Che narratori e teatranti provino, secondo la cronaca recente, ad attirare lettori e spettatori sfigurando l’icona della Madonna presentata non più come nei Vangeli Mater dolorosa ma donna violenta e ribelle ai voleri di Dio, non sorprende: ormai l’arte, la poesia sono bistrattate e negate a vantaggio dei guadagni e degli applausi di un pubblico che si sente “maturo” approvando tutto ciò che stravolge, deturpa e dissacra. 

Ma che da parte del Vaticano, nella persona autorevole del padre Federico Lombardi, si volesse dare a un atto volgarmente demagogico come quello della consegna al pontefice di un Crocifisso appeso ad una falce e martello, simbolo di regimi infami, non può che suscitare sdegno. Ci si trova, infatti, dinanzi ad una provocazione di stampo clericale ed antiecclesiale tendente a favorire agitatori che travisano il cristianesimo per accrescere le divisioni tra paesi e tra classi.

Sono stati dimenticati i papi che hanno predicato la conciliazione e la collaborazione sociale e rinnegati i santi che soccorrevano amorosamente i meno abbienti senza per questo allontanare ed ostracizzare chi godeva di maggiori risorse. Al contempo sono stati innalzati sugli scudi gli avventurieri politici come il sudamericano Evo Morales e i vessilli con la figura di Cristo che ha abbandonato la croce per imbracciare il kalashnikov. Dal canto loro preti, frati e monache hanno sostituito i luoghi di raccoglimento e di orazione con le piazze e le tribune.

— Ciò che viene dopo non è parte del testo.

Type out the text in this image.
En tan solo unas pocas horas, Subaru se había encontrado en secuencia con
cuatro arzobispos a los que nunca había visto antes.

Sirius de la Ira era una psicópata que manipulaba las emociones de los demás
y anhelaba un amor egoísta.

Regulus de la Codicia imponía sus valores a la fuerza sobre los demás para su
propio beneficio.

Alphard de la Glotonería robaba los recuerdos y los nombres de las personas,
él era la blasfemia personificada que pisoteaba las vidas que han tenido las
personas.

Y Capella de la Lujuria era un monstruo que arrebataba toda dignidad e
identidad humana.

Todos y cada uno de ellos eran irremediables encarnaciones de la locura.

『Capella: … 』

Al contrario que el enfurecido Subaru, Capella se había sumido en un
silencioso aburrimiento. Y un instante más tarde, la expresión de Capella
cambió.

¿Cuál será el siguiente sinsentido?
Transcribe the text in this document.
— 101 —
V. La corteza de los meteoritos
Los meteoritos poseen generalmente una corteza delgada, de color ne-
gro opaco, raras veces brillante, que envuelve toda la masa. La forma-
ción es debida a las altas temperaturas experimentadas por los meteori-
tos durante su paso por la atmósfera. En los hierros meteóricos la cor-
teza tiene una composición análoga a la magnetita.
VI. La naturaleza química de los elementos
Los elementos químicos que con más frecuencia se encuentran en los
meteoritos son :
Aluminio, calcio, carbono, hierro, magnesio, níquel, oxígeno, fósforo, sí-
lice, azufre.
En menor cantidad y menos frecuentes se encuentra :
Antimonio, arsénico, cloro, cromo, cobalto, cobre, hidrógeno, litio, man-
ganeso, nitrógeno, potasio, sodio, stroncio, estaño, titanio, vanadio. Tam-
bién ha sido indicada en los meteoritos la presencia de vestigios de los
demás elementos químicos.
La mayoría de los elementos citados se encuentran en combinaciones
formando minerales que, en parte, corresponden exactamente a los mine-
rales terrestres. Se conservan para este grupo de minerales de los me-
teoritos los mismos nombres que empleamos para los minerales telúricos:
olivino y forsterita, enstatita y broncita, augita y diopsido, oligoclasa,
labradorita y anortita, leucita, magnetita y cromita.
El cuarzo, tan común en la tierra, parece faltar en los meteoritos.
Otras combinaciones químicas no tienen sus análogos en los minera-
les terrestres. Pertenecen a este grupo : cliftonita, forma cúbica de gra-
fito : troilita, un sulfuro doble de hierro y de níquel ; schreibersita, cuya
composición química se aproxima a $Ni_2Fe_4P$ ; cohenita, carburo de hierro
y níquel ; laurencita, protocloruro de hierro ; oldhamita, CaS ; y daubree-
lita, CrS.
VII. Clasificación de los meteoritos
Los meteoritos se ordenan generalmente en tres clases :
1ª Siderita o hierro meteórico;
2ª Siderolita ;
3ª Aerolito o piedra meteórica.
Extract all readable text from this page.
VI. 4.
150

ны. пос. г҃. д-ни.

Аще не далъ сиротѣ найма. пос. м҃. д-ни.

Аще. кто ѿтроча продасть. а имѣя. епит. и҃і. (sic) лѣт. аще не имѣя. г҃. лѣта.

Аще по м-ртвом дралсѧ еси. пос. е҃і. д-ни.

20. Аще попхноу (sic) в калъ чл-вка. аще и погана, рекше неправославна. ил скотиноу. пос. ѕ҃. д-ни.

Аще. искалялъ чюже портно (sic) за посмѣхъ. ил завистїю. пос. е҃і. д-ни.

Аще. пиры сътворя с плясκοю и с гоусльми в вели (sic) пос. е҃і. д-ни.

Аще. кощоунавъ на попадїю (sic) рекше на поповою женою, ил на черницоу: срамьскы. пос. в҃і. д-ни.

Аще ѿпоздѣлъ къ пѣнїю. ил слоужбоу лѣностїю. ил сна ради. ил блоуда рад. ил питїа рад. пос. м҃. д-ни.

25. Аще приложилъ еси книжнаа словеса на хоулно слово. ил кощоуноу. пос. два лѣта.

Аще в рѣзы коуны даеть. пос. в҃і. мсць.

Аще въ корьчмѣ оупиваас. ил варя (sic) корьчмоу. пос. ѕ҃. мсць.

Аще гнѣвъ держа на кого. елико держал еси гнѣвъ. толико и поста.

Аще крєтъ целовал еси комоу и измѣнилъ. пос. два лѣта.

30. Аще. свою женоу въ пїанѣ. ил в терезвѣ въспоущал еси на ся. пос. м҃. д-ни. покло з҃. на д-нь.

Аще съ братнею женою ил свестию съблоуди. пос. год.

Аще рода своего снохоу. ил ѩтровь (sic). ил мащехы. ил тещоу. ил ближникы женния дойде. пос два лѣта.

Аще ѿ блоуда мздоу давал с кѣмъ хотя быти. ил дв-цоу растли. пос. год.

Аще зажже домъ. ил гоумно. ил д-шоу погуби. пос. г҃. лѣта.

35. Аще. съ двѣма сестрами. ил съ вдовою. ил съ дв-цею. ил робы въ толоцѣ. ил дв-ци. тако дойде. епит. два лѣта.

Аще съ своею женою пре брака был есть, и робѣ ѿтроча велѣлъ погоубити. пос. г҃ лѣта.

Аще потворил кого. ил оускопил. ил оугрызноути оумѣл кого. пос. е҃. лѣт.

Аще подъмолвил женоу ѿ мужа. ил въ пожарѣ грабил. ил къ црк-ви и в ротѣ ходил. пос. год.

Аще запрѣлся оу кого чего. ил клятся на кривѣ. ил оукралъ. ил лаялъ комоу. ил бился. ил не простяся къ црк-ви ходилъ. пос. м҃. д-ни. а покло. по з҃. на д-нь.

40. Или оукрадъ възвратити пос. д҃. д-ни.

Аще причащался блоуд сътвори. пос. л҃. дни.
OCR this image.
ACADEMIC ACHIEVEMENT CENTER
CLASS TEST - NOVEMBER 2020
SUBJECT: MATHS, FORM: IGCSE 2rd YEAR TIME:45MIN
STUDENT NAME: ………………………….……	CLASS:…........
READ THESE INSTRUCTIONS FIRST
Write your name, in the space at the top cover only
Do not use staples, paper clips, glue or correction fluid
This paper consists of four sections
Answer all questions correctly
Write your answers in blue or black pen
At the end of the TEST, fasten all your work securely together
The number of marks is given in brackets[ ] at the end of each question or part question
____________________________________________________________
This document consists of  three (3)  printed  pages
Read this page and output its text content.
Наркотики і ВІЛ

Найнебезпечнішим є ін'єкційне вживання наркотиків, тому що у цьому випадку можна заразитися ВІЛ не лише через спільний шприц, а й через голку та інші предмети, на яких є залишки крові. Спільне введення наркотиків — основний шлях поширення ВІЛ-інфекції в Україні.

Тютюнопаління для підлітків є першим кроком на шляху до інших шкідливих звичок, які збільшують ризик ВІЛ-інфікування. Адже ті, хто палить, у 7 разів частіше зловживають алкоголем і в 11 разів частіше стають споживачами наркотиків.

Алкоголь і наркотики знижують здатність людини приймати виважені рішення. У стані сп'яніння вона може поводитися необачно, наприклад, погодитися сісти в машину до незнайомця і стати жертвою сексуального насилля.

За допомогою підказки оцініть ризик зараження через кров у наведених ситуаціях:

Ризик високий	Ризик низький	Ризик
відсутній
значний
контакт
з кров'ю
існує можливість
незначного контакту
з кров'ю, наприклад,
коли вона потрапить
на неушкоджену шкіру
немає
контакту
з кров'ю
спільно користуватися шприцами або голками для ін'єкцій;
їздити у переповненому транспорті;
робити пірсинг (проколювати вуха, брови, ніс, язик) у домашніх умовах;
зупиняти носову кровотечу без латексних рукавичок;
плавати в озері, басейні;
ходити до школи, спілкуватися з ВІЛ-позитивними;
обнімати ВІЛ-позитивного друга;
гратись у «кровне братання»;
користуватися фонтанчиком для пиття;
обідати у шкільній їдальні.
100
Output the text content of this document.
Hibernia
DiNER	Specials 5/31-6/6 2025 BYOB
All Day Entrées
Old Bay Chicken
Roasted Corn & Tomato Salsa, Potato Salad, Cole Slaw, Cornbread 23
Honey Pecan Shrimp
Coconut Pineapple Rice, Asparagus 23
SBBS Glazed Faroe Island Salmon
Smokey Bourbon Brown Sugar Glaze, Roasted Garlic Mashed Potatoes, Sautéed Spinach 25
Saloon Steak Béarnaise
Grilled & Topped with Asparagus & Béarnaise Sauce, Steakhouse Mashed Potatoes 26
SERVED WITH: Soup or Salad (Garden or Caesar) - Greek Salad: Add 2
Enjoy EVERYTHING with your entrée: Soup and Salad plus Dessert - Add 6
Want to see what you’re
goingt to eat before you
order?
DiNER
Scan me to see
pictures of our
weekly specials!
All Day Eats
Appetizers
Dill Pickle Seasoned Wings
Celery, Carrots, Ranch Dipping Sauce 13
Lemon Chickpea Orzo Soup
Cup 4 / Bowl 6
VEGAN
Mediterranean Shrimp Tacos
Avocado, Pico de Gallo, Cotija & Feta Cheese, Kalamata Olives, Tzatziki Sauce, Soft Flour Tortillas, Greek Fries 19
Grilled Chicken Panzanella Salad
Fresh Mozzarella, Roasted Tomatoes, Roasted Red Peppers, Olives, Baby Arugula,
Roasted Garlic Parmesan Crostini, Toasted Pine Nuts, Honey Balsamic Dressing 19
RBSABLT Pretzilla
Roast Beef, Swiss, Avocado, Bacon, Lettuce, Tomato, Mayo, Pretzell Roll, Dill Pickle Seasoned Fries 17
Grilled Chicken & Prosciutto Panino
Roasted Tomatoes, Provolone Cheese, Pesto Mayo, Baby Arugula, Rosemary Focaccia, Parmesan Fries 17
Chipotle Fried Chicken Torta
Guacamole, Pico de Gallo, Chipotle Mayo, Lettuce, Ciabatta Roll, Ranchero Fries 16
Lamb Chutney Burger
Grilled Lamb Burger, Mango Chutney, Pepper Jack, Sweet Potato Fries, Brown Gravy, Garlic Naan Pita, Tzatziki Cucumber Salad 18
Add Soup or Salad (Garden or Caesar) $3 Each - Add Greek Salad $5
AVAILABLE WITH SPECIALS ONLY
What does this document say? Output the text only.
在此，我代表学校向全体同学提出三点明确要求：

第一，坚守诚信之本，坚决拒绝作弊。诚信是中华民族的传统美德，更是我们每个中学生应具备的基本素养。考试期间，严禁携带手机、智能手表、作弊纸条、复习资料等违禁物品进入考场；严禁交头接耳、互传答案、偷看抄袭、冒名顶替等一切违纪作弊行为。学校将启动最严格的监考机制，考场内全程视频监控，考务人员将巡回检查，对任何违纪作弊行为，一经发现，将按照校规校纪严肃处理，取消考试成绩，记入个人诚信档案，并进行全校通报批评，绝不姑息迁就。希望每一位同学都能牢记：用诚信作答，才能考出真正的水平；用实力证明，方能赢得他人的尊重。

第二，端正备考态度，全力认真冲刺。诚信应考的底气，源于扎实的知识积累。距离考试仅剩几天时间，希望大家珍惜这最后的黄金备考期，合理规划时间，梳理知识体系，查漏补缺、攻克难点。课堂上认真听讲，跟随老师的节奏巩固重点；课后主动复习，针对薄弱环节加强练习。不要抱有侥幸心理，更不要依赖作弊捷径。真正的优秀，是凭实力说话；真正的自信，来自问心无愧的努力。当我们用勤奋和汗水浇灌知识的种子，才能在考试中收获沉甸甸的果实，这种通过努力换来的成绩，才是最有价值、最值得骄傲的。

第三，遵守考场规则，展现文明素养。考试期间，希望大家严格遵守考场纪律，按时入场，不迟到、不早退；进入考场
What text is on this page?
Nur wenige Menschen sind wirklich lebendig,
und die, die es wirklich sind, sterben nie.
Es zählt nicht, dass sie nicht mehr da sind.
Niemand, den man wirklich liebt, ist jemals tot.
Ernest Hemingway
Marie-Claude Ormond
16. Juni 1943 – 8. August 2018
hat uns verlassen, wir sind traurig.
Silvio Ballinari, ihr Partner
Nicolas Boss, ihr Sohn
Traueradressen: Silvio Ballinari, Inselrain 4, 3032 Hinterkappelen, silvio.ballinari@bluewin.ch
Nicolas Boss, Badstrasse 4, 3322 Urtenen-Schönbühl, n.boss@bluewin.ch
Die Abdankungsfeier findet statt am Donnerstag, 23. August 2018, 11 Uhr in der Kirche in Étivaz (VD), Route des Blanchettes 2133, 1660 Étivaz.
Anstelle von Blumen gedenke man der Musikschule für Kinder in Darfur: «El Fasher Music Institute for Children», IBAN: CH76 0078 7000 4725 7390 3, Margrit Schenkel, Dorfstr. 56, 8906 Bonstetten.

I credenti che hanno letto le dichiarazioni sono rimasti allibiti. In particolare ha infastidito quell’ulteriore, ipocrita e noioso richiamo al dialogo che finora, così come è stato impostato e condotto, ha determinato soltanto un affievolimento dell’azione pastorale, una perdita di fervore religioso e un abbandono di principi e valori. Fino a ieri la falce e il martello, oggi elogiata dai prelati vaticani, era considerato il simbolo di coloro che si opponevano in nome della loro ideologia, alla libertà e alla giustizia. Oggi avviene il contrario e ciò che era male è indicato come un bene prezioso.

Mesi dopo l’elezioni di papa Bergoglio un giornale, criticando la tendenziosità di certi suo interventi pauperistici ironizzava annunciando l’arrivo dei  tupamaros a Roma. Questo attacco non fu gradito. Si ritenne che fosse espressione di un giornalismo irriguardoso. Si deve invece pensare che qualcuno abbia prevenuto i tempi?